To elaborate on that last point brings up an issue common to both Buddhism and secular humanism. It is precisely because each person is ephemeral and because there will never be another person like you, or me, that their life should be valued. For the Buddhist, though, it goes deeper than this. Each form is a distinct manifestation of our common root of being to be valued as a unique treasure. Obviously sentient beings are especially important because they have the capacity to suffer, and Buddhism is about using clarity to remove suffering, but each tree is also unique. Each sunset. Each star. Each dung beetle. This is how and why Buddhism can be so blunt about emptiness and impermanence, the birth of form and the death of form, and yet pronounce a view which generates boundless compassion and appreciation for all forms, whether they are deemed to be grand or common, fair or foul. And this can be captured in such a simple and elegant phrase: Form is emptiness, emptiness is form.

***Addendum***

A couple months after I wrote this I ran across a book on the Heart Sutra and took it home to read. I was delighted to come across the following passage:


One commentarial tradition--perhaps stemming from the Myingma master Ju Mipham--has a customary way of reading this passage of the Heart Sutra presenting the four approaches to understanding emptiness. According to this reading, the first statement, "form is emptiness," presents the emptiness of the phenomenal world, thereby countering the extreme of existential absolutism, the mistaken belief that all phenomena have absolute reality. The second statement, "emptiness is form," presents emptiness as arising as dependent origination, thereby countering the extreme of nihlism, the mistaken belief that nothing exists. The third statement, "Emptiness is not other than form," presents the union of emptiness and dependent origination, countering both extremes, nihilism and existential absolutism, at once. The fourth statement, "form too is not other than emptiness," indicates that appearance and emptiness are not incompatible, abiding instead in a state of total unanimity. Thus, these four aspects are understood as presenting total transcendence of all conceptual elaboration.

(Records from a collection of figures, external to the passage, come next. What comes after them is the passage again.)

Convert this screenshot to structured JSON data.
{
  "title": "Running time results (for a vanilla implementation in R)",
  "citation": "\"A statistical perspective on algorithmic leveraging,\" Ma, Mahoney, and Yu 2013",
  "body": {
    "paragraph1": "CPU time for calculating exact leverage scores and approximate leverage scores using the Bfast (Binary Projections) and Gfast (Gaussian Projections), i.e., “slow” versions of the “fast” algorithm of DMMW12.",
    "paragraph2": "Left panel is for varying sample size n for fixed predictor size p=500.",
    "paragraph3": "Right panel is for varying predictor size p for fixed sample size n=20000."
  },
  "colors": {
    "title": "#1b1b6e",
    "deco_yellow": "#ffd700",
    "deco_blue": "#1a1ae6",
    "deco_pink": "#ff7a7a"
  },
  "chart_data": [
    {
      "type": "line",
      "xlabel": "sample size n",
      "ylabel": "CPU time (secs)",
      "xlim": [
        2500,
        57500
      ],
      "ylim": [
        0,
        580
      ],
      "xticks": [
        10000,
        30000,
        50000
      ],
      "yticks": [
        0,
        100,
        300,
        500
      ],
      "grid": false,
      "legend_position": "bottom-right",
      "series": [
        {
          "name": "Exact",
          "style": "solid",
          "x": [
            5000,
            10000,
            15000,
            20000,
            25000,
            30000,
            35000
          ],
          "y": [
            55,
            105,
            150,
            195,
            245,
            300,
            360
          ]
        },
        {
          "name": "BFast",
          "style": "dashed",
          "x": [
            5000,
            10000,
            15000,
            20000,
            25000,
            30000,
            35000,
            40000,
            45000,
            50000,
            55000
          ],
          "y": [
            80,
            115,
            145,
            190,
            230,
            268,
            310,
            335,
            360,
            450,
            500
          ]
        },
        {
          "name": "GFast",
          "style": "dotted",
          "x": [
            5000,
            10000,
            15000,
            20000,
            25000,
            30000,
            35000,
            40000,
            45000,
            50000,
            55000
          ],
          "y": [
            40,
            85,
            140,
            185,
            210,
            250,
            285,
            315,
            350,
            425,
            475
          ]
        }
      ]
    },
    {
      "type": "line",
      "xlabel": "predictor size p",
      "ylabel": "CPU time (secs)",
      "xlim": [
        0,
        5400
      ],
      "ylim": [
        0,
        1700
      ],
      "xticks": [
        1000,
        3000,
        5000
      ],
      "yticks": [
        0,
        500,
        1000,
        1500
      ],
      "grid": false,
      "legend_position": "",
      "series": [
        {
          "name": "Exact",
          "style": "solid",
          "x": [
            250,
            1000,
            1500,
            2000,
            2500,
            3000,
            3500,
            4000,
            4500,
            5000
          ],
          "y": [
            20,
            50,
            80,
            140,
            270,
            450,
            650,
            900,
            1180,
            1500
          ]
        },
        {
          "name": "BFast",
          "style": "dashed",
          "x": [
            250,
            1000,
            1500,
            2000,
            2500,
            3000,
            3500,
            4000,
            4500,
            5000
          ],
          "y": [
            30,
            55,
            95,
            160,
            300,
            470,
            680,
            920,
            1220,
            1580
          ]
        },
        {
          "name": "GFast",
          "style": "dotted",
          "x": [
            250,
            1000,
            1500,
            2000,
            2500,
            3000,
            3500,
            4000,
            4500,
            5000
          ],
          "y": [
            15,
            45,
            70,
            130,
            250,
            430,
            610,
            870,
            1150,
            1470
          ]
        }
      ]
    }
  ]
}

The Path and Fruition (Lamdre) tradition of the Sakya school of Tibetan Buddhism presents a similar fourfold approach to understanding emptiness: (i) appearance is established as empty; (ii) emptiness is affirmed as dependent origination; (iii) emptiness and appearance are affirmed as a unity; and (iv) this unity is affirmed as transcending all linguistic expression and conceptual thought.

Normally, emptiness is said to be an antidote to the appearance of intrinsic existence, but this fourfold approach indicates that, if one's understanding is sufficiently deep, one will be able to use the truth of emptiness to counter nihilistic views, and use the affirmation of the world of appearance as a way to overcome absolutism. This reverse way of transcending the two extremes is a unique feature of the Prasangika Madhyamaka School.

The Essence of the Heart Sutra, by Tenzin Gyatso the Fourteenth Dalai Lama, Wisdom Publications, 2002 (pp. 119-120)


I was happy to read this, but not out of vanity. It's hard sometimes to know if an insight, however small, has merit. To see that others, much smarter and more spiritually advanced than myself, have had similar ideas is nice. Not because they said it therefore it must be true, but rather because it suggest that the insight is more likely to be a sign of genuine progress than wishful thinking propped up by vanity.

The entire Heart Sutra is a page or so long and very easy to read. What does the Heart Sutra say to you?